A Kuwaiti court has upheld a two-year suspended jail sentence of a leading religious scholar who publicly opposed the emirate's support for last year's US-led invasion of Iraq.
A judge confirmed the verdict against Hamid al-Ali on Sunday, according to his lawyer Usama al-Munawar.
"He rejected the appeal launched by the public prosecution which called for jailing my client," the lawyer added.
Al-Ali is the former secretary-general of the Salaf Movement and was originally sentenced on 19 June.
The appeals court supported another court order that al-Ali pay $3400 and maintain good conduct for two years after being accused of challenging the amir's constitutional rights, al-Munawar said.
It also backed a ruling that found al-Ali guilty of defaming Arab leaders by calling them "traitors" and "failures", and also of "insulting the [Kuwaiti] state's reputation".

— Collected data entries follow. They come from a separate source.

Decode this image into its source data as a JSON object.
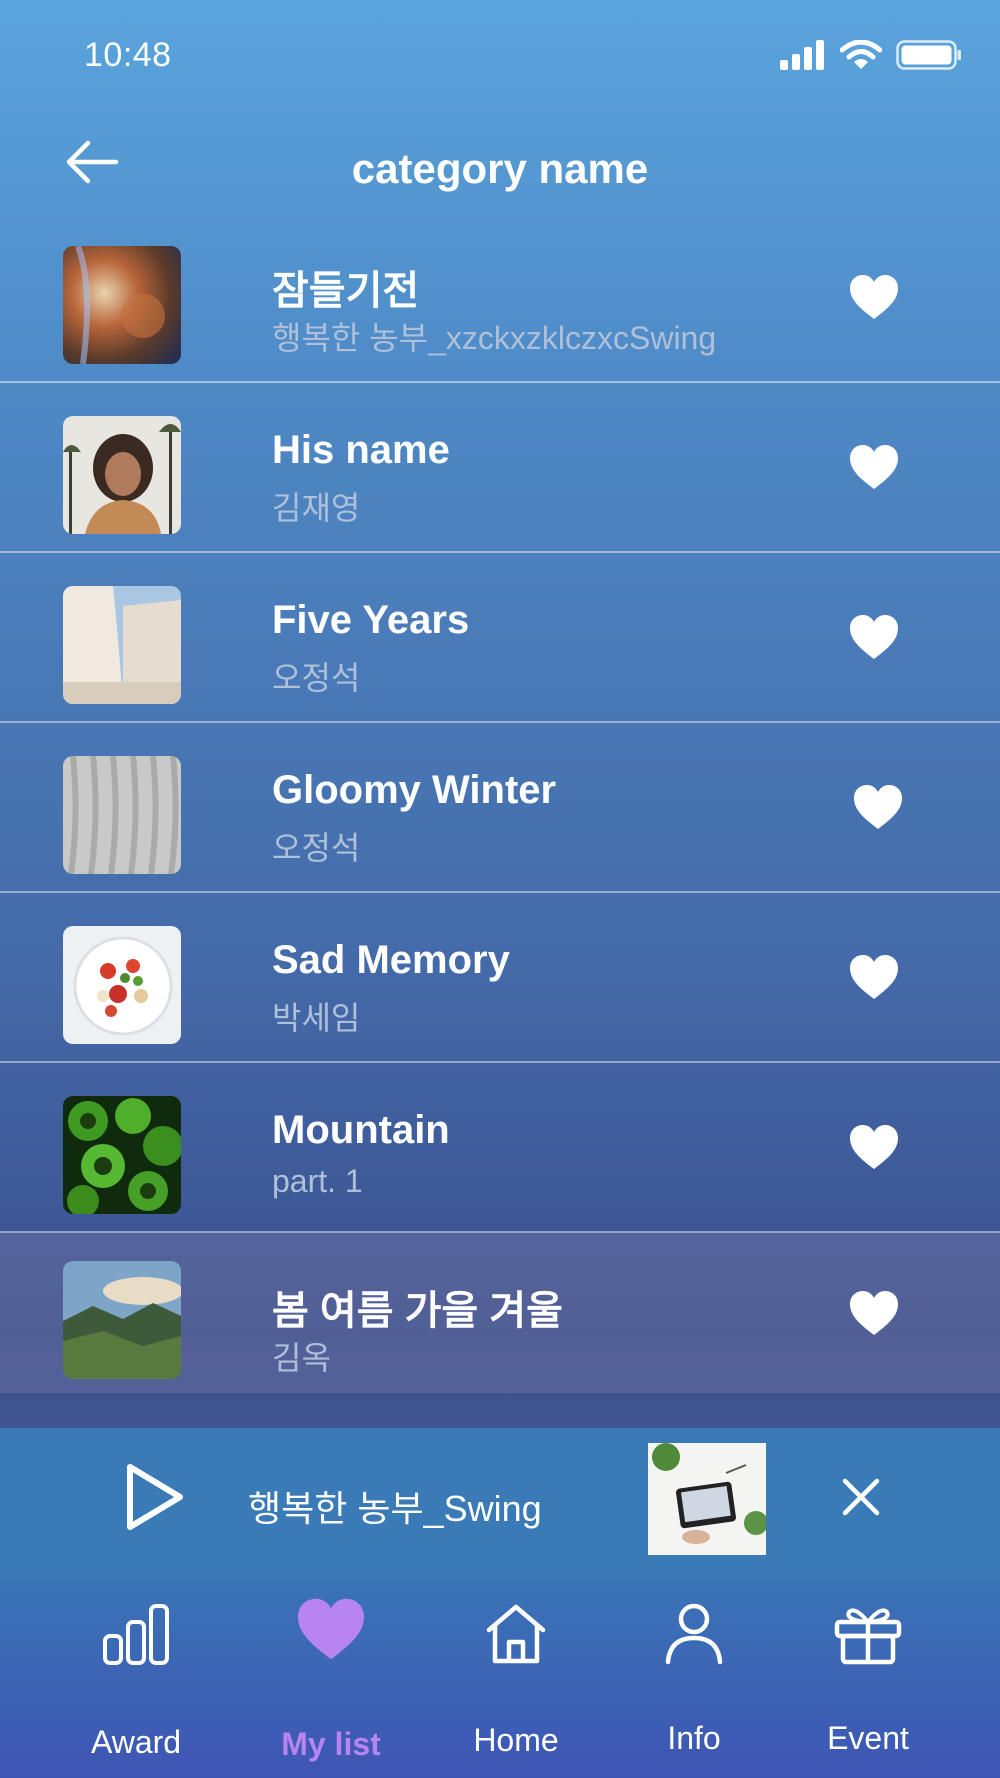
{
  "status": {
    "time": "10:48"
  },
  "header": {
    "title": "category name"
  },
  "list": [
    {
      "title": "잠들기전",
      "subtitle": "행복한 농부_xzckxzklczxcSwing"
    },
    {
      "title": "His name",
      "subtitle": "김재영"
    },
    {
      "title": "Five Years",
      "subtitle": "오정석"
    },
    {
      "title": "Gloomy Winter",
      "subtitle": "오정석"
    },
    {
      "title": "Sad Memory",
      "subtitle": "박세임"
    },
    {
      "title": "Mountain",
      "subtitle": "part. 1"
    },
    {
      "title": "봄 여름 가을 겨울",
      "subtitle": "김옥"
    }
  ],
  "player": {
    "title": "행복한 농부_Swing"
  },
  "tabs": [
    {
      "label": "Award",
      "icon": "bar-chart-icon"
    },
    {
      "label": "My list",
      "icon": "heart-icon",
      "active": true
    },
    {
      "label": "Home",
      "icon": "home-icon"
    },
    {
      "label": "Info",
      "icon": "user-icon"
    },
    {
      "label": "Event",
      "icon": "gift-icon"
    }
  ],
  "colors": {
    "active_tab": "#b784f0",
    "player_bg": "#3a7ab6",
    "subtitle": "#aec0da"
  }
}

Ali was additionally charged with calling for demonstrations and meetings without obtaining a licence.
The charges were based on Ali's fatwa, or religious edict, which stated that "any backing by a Muslim country of foreign troops in attacking another Muslim state contravenes Islamic teachings".

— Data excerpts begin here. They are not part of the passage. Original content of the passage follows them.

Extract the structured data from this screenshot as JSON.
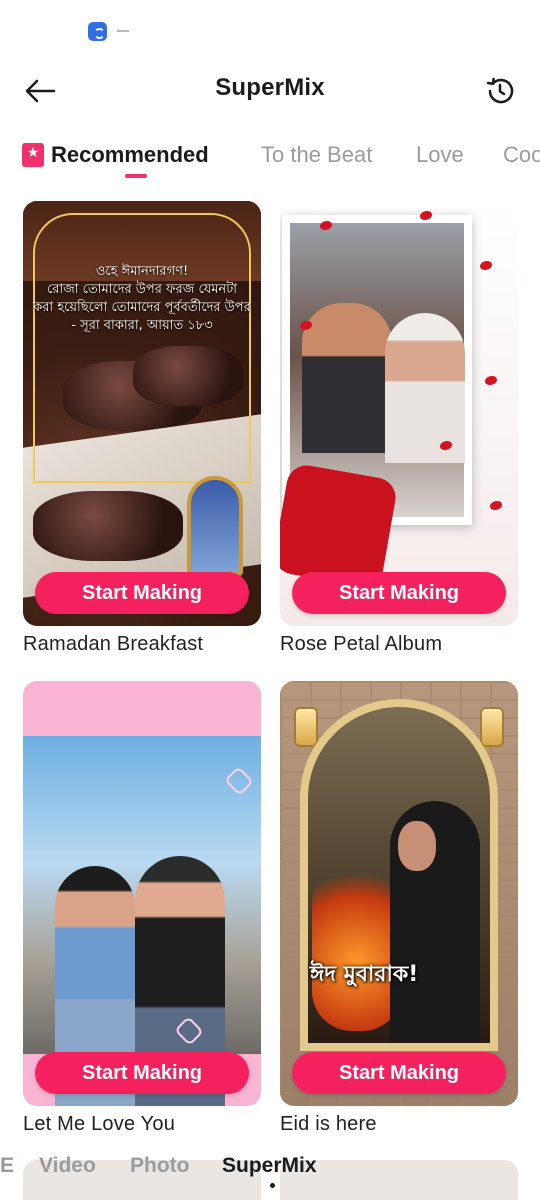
{
  "header": {
    "title": "SuperMix"
  },
  "tabs": [
    {
      "label": "Recommended",
      "active": true
    },
    {
      "label": "To the Beat",
      "active": false
    },
    {
      "label": "Love",
      "active": false
    },
    {
      "label": "Coo",
      "active": false
    }
  ],
  "cards": [
    {
      "title": "Ramadan Breakfast",
      "button": "Start Making",
      "overlay_text": [
        "ওহে ঈমানদারগণ!",
        "রোজা তোমাদের উপর ফরজ যেমনটা",
        "করা হয়েছিলো তোমাদের পূর্ববর্তীদের উপর",
        "- সূরা বাকারা, আয়াত ১৮৩"
      ]
    },
    {
      "title": "Rose Petal Album",
      "button": "Start Making"
    },
    {
      "title": "Let Me Love You",
      "button": "Start Making"
    },
    {
      "title": "Eid is here",
      "button": "Start Making",
      "overlay_text": "ঈদ মুবারাক!"
    }
  ],
  "bottom_tabs": [
    {
      "label": "E",
      "active": false
    },
    {
      "label": "Video",
      "active": false
    },
    {
      "label": "Photo",
      "active": false
    },
    {
      "label": "SuperMix",
      "active": true
    }
  ],
  "colors": {
    "accent": "#f5215f",
    "active_text": "#1b1b1b",
    "inactive_text": "#9b9b9b"
  },
  "icons": {
    "back": "arrow-left-icon",
    "history": "clock-history-icon",
    "recommended": "star-bookmark-icon"
  }
}
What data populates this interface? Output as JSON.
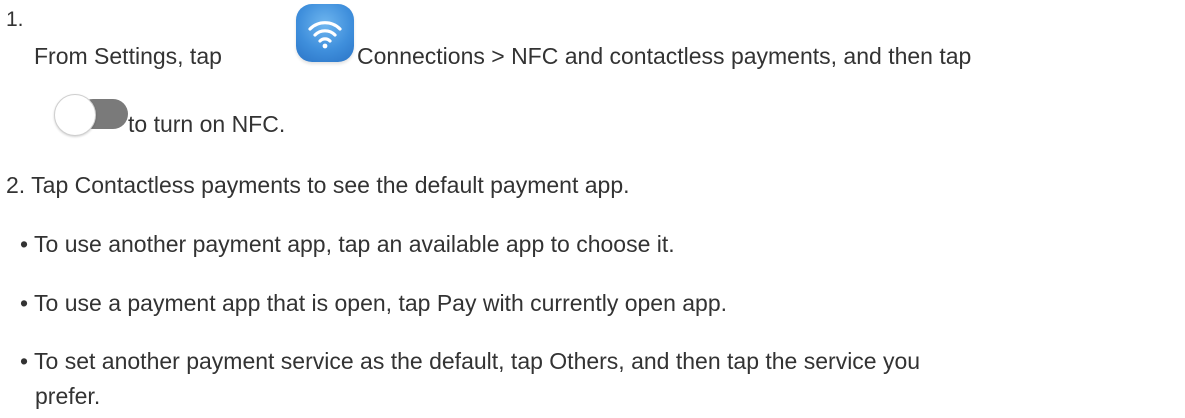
{
  "step1": {
    "number": "1.",
    "text_before_icon": "From Settings, tap",
    "icon_name": "settings-connections-wifi-icon",
    "icon_color": "#3f8fdc",
    "text_after_icon": "Connections > NFC and contactless payments, and then tap",
    "toggle_icon_name": "toggle-switch-icon",
    "toggle_color": "#7a7a7a",
    "text_after_toggle": "to turn on NFC."
  },
  "step2": {
    "text": "2. Tap Contactless payments to see the default payment app."
  },
  "bullets": [
    {
      "marker": "•",
      "text": "To use another payment app, tap an available app to choose it."
    },
    {
      "marker": "•",
      "text": "To use a payment app that is open, tap Pay with currently open app."
    },
    {
      "marker": "•",
      "text": "To set another payment service as the default, tap Others, and then tap the service you",
      "text_cont": "prefer."
    }
  ]
}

Amir Jabir al-Ahmad al-Sabah
(C) is a staunch ally of the US
The verdict is final unless the public prosecution appeals to the supreme court.

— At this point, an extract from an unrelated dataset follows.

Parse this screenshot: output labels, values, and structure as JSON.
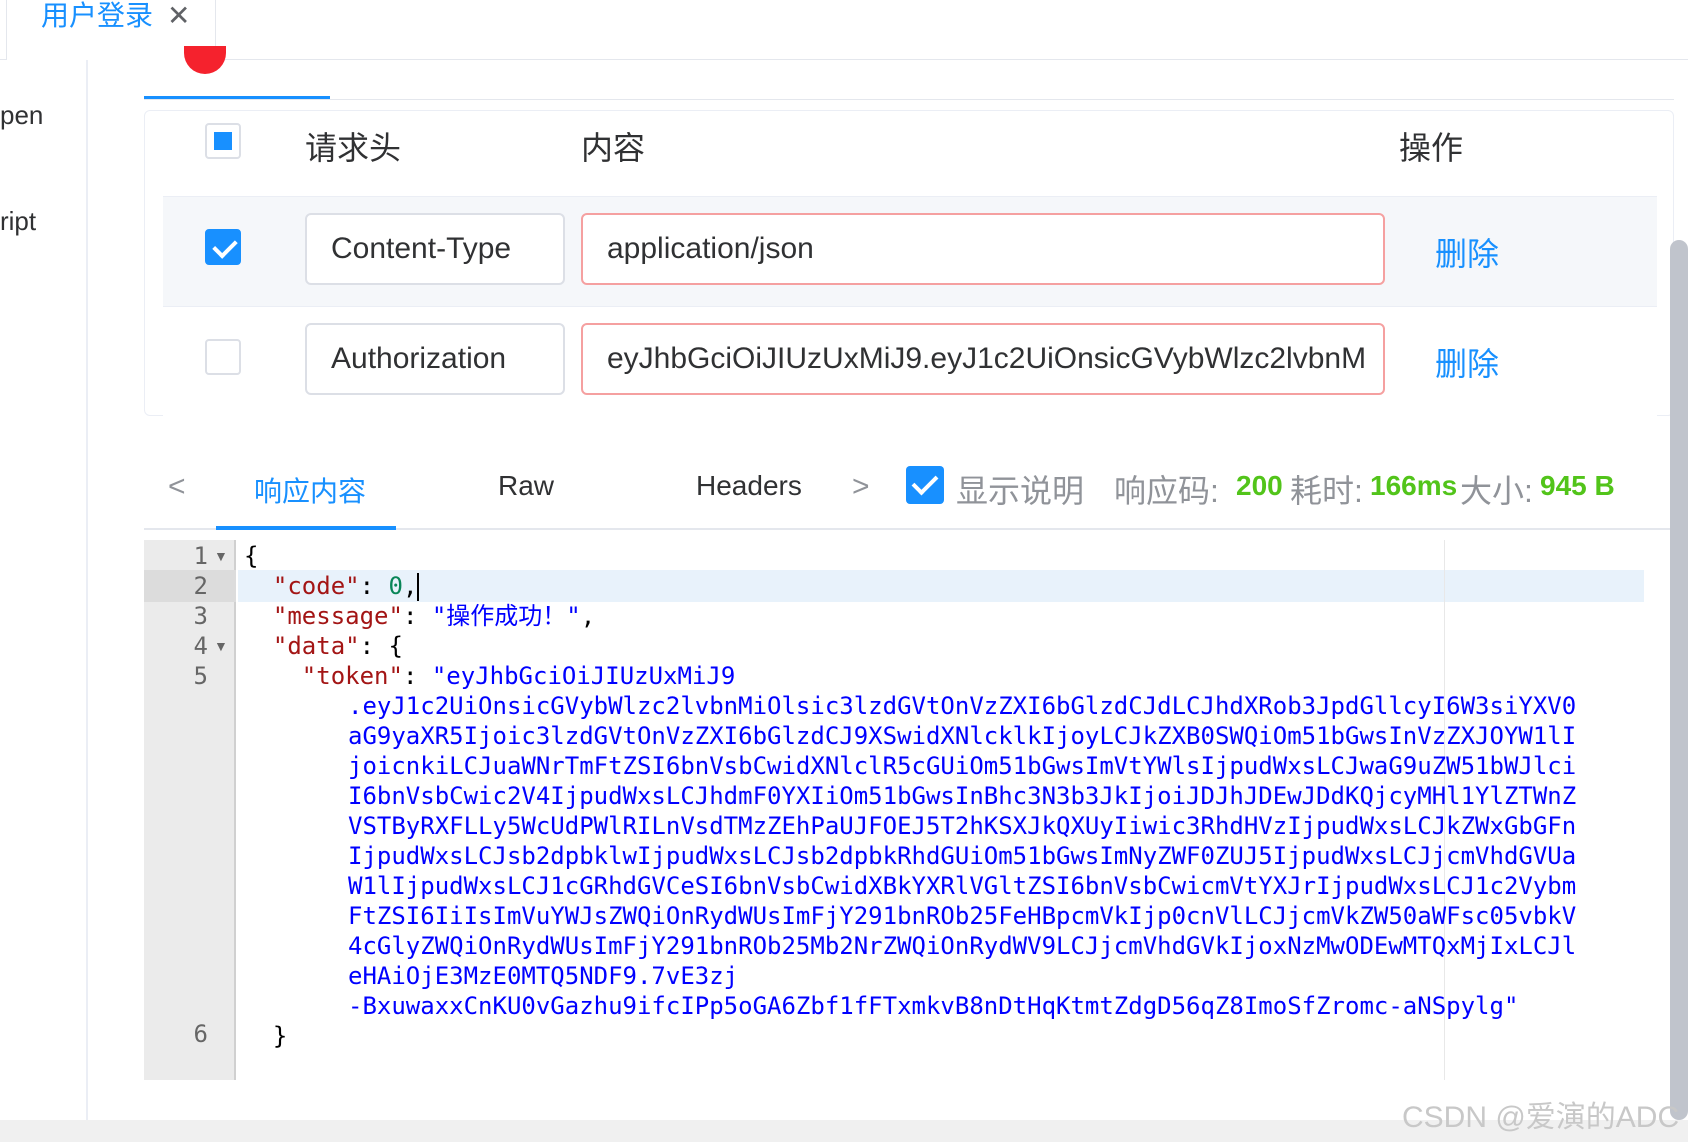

Several Islamic activists are still on trial on charges of carrying out attacks against US forces in Kuwait or for allegedly being associated with Usama bin Ladin's al-Qaida network.
Kuwait, which was invaded by Saddam's army in August 1990 and occupied for seven months, served as the main launchpad for last year's US-led war.
The invasion was overwhelmingly opposed by Muslim countries all over the world.